本节的主要内容:
一、ReceivedBlockTracker容错安全性
二、DStreamGraph和JobGenerator容错安全性
从数据层面,ReceivedBlockTracker为整个Spark Streaming应用程序记录元数据信息。
从调度层面,DStreamGraph和JobGenerator是Spark Streaming调度的核心,记录当前调度到哪一进度,和业务有关。
ReceivedBlockTracker在接收到元数据信息后调用addBlock方法,先写入磁盘中,然后在写入内存,
看源码:
private type ReceivedBlockQueue = mutable.Queue[ReceivedBlockInfo]
private val streamIdToUnallocatedBlockQueues = new mutable.HashMap[Int, ReceivedBlockQueue]
private val timeToAllocatedBlocks = new mutable.HashMap[Time, AllocatedBlocks]
private val writeAheadLogOption = createWriteAheadLog()
private var lastAllocatedBatchTime: Time = null
// Recover block information from write ahead logs
if (recoverFromWriteAheadLog) {
recoverPastEvents()
}
/** Add received block. This event will get written to the write ahead log (if enabled). */
def addBlock(receivedBlockInfo: ReceivedBlockInfo): Boolean = {
try {
val writeResult = writeToLog(BlockAdditionEvent(receivedBlockInfo))
if (writeResult) {
synchronized {
getReceivedBlockQueue(receivedBlockInfo.streamId) += receivedBlockInfo
}
logDebug(s"Stream ${receivedBlockInfo.streamId} received " +
s"block ${receivedBlockInfo.blockStoreResult.blockId}")
} else {
logDebug(s"Failed to acknowledge stream ${receivedBlockInfo.streamId} receiving " +
s"block ${receivedBlockInfo.blockStoreResult.blockId} in the Write Ahead Log.")
}
writeResult
} catch {
case NonFatal(e) =>
logError(s"Error adding block $receivedBlockInfo", e)
false
}
}
根据batchTime分配属于当前BatchDuration要处理的数据到timToAllocatedBlocks数据结构,看源码:
/**
* Allocate all unallocated blocks to the given batch.

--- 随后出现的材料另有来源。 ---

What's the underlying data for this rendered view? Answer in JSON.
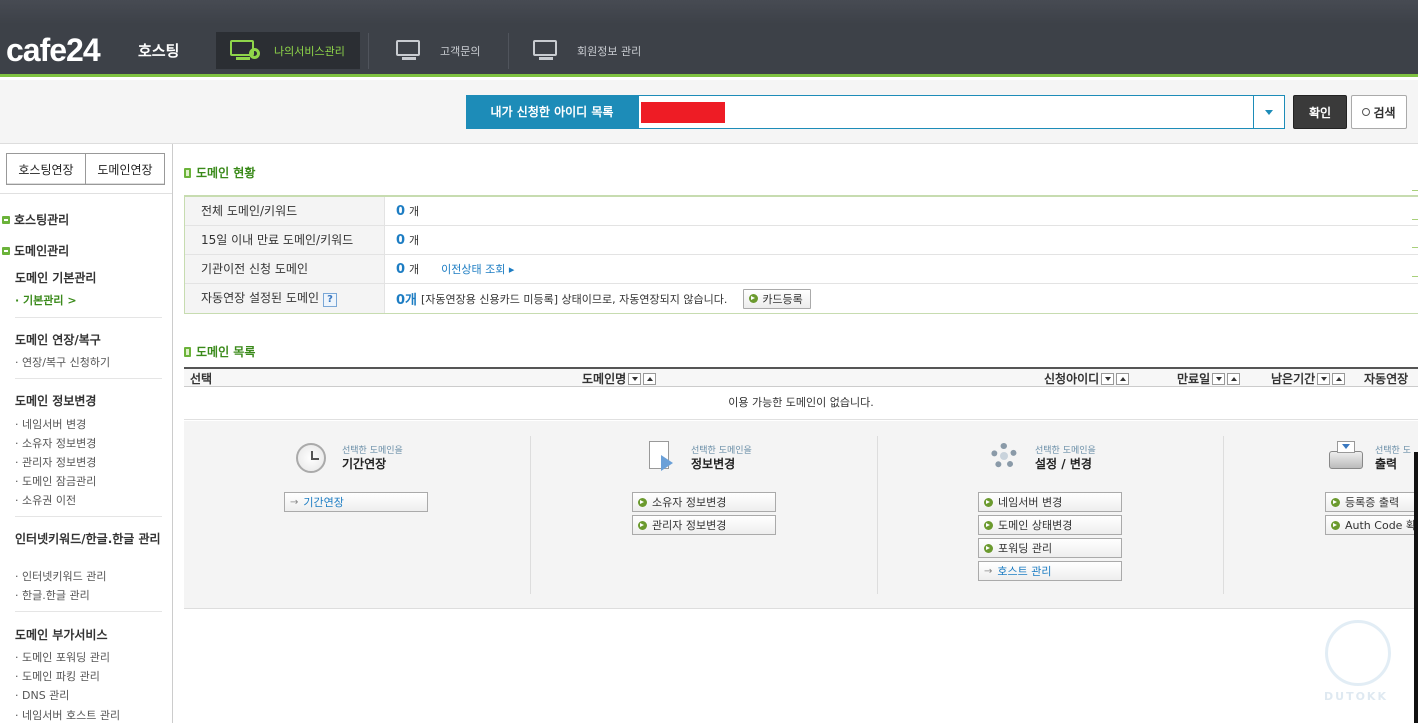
{
  "header": {
    "logo": "cafe24",
    "logo_sub": "호스팅",
    "nav": [
      {
        "label": "나의서비스관리",
        "active": true
      },
      {
        "label": "고객문의",
        "active": false
      },
      {
        "label": "회원정보 관리",
        "active": false
      }
    ]
  },
  "search": {
    "id_label": "내가 신청한 아이디 목록",
    "confirm_label": "확인",
    "search_label": "검색"
  },
  "sidebar": {
    "tabs": [
      "호스팅연장",
      "도메인연장"
    ],
    "categories": [
      "호스팅관리",
      "도메인관리"
    ],
    "groups": [
      {
        "title": "도메인 기본관리",
        "items": [
          "· 기본관리 >"
        ]
      },
      {
        "title": "도메인 연장/복구",
        "items": [
          "· 연장/복구 신청하기"
        ]
      },
      {
        "title": "도메인 정보변경",
        "items": [
          "· 네임서버 변경",
          "· 소유자 정보변경",
          "· 관리자 정보변경",
          "· 도메인 잠금관리",
          "· 소유권 이전"
        ]
      },
      {
        "title": "인터넷키워드/한글.한글 관리",
        "items": [
          "· 인터넷키워드 관리",
          "· 한글.한글 관리"
        ]
      },
      {
        "title": "도메인 부가서비스",
        "items": [
          "· 도메인 포워딩 관리",
          "· 도메인 파킹 관리",
          "· DNS 관리",
          "· 네임서버 호스트 관리"
        ]
      }
    ]
  },
  "status": {
    "title": "도메인 현황",
    "rows": [
      {
        "label": "전체 도메인/키워드",
        "count": "0",
        "unit": "개"
      },
      {
        "label": "15일 이내 만료 도메인/키워드",
        "count": "0",
        "unit": "개"
      },
      {
        "label": "기관이전 신청 도메인",
        "count": "0",
        "unit": "개",
        "link": "이전상태 조회 ▸"
      },
      {
        "label": "자동연장 설정된 도메인",
        "help": "?",
        "count": "0개",
        "note": "[자동연장용 신용카드 미등록] 상태이므로, 자동연장되지 않습니다.",
        "button": "카드등록"
      }
    ]
  },
  "list": {
    "title": "도메인 목록",
    "columns": [
      "선택",
      "도메인명",
      "신청아이디",
      "만료일",
      "남은기간",
      "자동연장"
    ],
    "empty_message": "이용 가능한 도메인이 없습니다."
  },
  "actions": [
    {
      "small": "선택한 도메인을",
      "big": "기간연장",
      "buttons": [
        {
          "label": "기간연장",
          "plain": true
        }
      ]
    },
    {
      "small": "선택한 도메인을",
      "big": "정보변경",
      "buttons": [
        {
          "label": "소유자 정보변경"
        },
        {
          "label": "관리자 정보변경"
        }
      ]
    },
    {
      "small": "선택한 도메인을",
      "big": "설정 / 변경",
      "buttons": [
        {
          "label": "네임서버 변경"
        },
        {
          "label": "도메인 상태변경"
        },
        {
          "label": "포워딩 관리"
        },
        {
          "label": "호스트 관리",
          "plain": true
        }
      ]
    },
    {
      "small": "선택한 도",
      "big": "출력",
      "buttons": [
        {
          "label": "등록증 출력"
        },
        {
          "label": "Auth Code 확"
        }
      ]
    }
  ],
  "watermark": "DUTOKK",
  "colors": {
    "accent_green": "#7fc241",
    "accent_blue": "#1d8cb8",
    "redaction": "#ee1c25"
  }
}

* This event will get written to the write ahead log (if enabled).
*/
def allocateBlocksToBatch(batchTime: Time): Unit = synchronized {
if (lastAllocatedBatchTime == null || batchTime > lastAllocatedBatchTime) {
val streamIdToBlocks = streamIds.map { streamId =>
(streamId, getReceivedBlockQueue(streamId).dequeueAll(x => true))
}.toMap
val allocatedBlocks = AllocatedBlocks(streamIdToBlocks)
if (writeToLog(BatchAllocationEvent(batchTime, allocatedBlocks))) {
timeToAllocatedBlocks.put(batchTime, allocatedBlocks)
lastAllocatedBatchTime = batchTime //上一个job分配完数据后在接下来分配
} else {
logInfo(s"Possibly processed batch $batchTime need to be processed again in WAL recovery")
}
} else {
// This situation occurs when:
// 1. WAL is ended with BatchAllocationEvent, but without BatchCleanupEvent,
// possibly processed batch job or half-processed batch job need to be processed again,
// so the batchTime will be equal to lastAllocatedBatchTime.
// 2. Slow checkpointing makes recovered batch time older than WAL recovered
// lastAllocatedBatchTime.
// This situation will only occurs in recovery time.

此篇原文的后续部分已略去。